Vaughters retired in 2003 and has dedicated himself to changing a sport that's always had a drug problem. Even in the early 1900s, Tour de France riders sniffed ether-soaked handkerchiefs to cope with pain. Lately, EPO and testosterone have helped riders move to the front of the pack. Teams often pay cyclists based on their performance, ignoring whatever gave them that extra boost. Vaughters doesn't want another generation to face the same decision he did: "The decision is lose your dream that you've work for since you were 13 years old and probably forgone college to try to complete and dedicated thousands of hours toward and whatever else. Either forget about that because you are going to be deemed non-competitive. Or, completely scrap your moral and ethical grounding." Vaughters won't directly answer to whether he used drugs or not, saying big confessions distract from what the team is trying to accomplish.

His actions now make him a role model for his fellow Colorado-native Jason Donald. The former collegiate runner switched sports after graduation. He worked as a garbage collector in the mountains, chipping trash from snow banks by day and training on a stationary bike by night. And he followed the sport and its doped-up drama. "I remember those first couple of years when I was training really hard and just going, 'Wow, if I end up here, like, what's the point? What's the point of doing all this work to get into this sport that's so corrupted?'"

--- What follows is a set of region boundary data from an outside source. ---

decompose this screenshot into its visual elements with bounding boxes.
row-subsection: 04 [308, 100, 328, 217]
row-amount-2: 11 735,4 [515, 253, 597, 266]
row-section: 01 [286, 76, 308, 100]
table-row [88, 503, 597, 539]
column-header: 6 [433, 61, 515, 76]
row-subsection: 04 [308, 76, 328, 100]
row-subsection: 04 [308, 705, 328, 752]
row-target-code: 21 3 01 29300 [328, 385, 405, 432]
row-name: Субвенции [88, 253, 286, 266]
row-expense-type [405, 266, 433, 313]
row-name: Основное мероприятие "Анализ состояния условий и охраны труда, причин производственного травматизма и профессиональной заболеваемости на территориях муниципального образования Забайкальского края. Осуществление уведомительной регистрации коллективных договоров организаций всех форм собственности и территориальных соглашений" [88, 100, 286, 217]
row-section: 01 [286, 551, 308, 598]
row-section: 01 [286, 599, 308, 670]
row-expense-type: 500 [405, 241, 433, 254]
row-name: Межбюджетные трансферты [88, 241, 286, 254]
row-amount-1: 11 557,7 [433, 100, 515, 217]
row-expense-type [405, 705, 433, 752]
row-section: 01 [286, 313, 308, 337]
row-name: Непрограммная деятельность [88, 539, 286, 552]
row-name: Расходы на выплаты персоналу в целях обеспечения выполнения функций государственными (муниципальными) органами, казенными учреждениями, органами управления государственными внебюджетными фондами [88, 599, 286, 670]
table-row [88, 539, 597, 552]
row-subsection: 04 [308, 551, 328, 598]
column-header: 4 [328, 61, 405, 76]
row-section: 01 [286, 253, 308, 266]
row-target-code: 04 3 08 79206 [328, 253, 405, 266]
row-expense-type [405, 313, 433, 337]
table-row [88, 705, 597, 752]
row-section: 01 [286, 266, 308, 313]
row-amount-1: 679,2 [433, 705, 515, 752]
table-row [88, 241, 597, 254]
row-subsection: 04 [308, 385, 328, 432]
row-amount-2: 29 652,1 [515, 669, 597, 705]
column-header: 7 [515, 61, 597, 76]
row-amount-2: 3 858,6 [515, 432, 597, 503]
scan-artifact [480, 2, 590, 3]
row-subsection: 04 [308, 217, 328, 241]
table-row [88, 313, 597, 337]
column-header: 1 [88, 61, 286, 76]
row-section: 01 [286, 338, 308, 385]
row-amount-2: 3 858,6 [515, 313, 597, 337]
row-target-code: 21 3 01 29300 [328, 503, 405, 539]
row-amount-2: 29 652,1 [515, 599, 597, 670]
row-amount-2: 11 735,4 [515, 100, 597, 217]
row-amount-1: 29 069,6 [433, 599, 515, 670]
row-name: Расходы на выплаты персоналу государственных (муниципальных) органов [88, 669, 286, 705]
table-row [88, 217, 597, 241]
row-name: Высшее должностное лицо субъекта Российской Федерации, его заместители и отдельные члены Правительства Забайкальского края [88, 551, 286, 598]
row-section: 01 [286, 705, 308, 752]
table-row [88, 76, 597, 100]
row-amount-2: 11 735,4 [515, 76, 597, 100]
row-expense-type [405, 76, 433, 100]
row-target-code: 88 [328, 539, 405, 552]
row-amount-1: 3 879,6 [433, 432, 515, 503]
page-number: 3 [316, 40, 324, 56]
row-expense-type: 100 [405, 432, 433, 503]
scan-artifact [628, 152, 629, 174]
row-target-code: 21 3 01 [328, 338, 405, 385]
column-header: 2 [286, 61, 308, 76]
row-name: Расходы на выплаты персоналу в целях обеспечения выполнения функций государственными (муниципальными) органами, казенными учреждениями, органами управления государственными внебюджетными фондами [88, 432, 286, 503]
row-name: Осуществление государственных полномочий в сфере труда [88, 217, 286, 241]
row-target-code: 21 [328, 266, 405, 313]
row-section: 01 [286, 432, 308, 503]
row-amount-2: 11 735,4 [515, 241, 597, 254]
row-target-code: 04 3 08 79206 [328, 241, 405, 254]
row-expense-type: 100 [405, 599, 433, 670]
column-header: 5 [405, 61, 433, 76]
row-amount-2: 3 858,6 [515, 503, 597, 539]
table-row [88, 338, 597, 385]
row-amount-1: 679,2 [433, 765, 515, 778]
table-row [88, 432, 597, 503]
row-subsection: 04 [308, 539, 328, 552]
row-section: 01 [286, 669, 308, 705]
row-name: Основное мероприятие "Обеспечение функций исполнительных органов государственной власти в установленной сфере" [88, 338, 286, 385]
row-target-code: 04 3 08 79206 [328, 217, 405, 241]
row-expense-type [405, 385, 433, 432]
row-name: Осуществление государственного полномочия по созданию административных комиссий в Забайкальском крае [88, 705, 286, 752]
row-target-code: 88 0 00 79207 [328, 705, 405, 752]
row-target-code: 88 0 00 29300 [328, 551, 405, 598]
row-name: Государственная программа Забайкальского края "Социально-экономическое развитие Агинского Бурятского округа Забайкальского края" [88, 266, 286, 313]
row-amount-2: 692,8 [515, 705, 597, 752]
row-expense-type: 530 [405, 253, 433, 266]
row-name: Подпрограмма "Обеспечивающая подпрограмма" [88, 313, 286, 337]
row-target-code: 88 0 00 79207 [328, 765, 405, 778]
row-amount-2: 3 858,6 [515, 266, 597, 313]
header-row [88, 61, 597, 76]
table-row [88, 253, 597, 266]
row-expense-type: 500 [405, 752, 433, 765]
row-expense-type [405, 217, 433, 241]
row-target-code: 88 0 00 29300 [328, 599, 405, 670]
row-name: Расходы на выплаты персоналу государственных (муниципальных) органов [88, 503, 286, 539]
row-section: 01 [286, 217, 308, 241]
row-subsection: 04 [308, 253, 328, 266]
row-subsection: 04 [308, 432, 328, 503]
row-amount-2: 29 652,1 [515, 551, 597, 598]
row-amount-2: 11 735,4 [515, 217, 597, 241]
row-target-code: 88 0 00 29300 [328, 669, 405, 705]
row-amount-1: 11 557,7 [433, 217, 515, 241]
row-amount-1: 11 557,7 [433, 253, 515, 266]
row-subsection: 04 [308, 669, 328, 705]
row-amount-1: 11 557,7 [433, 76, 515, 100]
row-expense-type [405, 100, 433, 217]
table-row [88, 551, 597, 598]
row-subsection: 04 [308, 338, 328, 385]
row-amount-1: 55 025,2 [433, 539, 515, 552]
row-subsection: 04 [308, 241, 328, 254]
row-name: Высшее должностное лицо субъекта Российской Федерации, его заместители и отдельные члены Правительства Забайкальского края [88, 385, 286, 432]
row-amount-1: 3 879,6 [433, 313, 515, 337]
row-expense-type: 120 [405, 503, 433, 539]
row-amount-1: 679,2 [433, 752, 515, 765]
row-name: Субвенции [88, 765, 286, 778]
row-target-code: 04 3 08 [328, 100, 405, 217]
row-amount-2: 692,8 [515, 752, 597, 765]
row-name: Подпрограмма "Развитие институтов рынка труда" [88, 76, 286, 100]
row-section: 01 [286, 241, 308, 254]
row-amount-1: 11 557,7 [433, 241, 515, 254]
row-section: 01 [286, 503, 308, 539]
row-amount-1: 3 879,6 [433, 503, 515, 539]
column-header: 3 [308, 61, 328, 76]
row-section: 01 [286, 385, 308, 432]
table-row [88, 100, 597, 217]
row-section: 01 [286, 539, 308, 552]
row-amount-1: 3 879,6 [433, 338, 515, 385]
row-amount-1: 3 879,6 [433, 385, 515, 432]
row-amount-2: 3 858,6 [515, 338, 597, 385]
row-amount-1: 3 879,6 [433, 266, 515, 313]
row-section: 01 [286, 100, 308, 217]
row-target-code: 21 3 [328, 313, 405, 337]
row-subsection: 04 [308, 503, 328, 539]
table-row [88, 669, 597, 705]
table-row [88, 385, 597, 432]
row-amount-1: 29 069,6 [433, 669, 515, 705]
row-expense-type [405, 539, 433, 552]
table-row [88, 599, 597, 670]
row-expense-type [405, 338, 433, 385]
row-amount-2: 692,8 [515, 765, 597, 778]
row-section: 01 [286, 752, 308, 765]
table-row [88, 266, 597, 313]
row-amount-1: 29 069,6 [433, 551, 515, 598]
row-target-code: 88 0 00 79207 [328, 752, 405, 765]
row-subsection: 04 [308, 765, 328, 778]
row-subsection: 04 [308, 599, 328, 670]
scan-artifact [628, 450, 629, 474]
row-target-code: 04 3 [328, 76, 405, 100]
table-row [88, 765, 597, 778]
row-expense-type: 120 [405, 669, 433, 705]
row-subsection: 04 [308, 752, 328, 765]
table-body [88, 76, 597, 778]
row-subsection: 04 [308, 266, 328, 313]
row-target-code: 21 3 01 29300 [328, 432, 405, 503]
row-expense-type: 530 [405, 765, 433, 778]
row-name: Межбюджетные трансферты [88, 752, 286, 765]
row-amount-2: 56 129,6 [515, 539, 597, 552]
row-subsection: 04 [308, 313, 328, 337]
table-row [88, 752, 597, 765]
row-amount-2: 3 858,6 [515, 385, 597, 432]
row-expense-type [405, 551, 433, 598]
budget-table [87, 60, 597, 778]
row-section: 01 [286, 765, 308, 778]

Donald found his spot on Vaughters' team. Now he has to give his blood and sweat for the cause. Mostly blood. About once a week, Team Garmin-Chipotle's riders' blood and urine are examined for abnormalities. This method allows discovery of not only known drugs but also the ones that are just hitting the market. These tests are on top of those required by race and international authorities. The team says its riders are tested 20 times more often than other pro cyclists.

Donald doesn't mind the blood-letting, explaining "This team is something special and this team is something different because there isn't any pressure to take drugs." He says Vaughters puts clean racing first. "The team director isn't telling you that you have to win this race. He's telling you to get out there and do your job and do it the best you can. And if at the end of the day, it's not what he expected out of you, well, then there's another day… and you'll get another chance soon."

That day for Vaughters' team came on May 10th at the Giro d'Italia. The team, decked out in blue and orange argyle, a nod to Vaughters' sense of style, showed that it had substance, too. Then called Team Slipstream, the squad clocked a blistering time in the time trial stage. Other teams attempted to cross the finish line faster, but in the end, the team fended off every squad. To wild applause, lead cyclist Christian Vande Velde stepped onto the winner's podium in Palermo and slipped into the pink jersey given to the day's fastest rider.

The victory rivaled any that Vaughters had achieved as a cyclist. He'd proved to the cycling world that a team could ride fast – without drugs. The sports governing body, the International Cycling Union or UCI, has followed Team Garmin's lead and is now using the same method of testing riders.

Dick Pound, former president of the World Anti-Doping Agency, praised Vaughters' program for taking the lead in cleaning up the sport. "Initiatives of this nature will bring it home to the UCI and its national federations that they are not doing enough to satisfy either the riders who are being forced to dope or the public which is witnessing a sport that's not clean," he says.

Vaughters' riders won't make it to the starting line of any race with drugs in their system. Abusers are cut from the team. So far no one has been caught using. Vaughters' clean team will make its debut at the Tour de France on July 5th. They aren't likely to cross the finish line first but Jonathan Vaughters hopes they'll win back some cycling fans and the sport's credibility.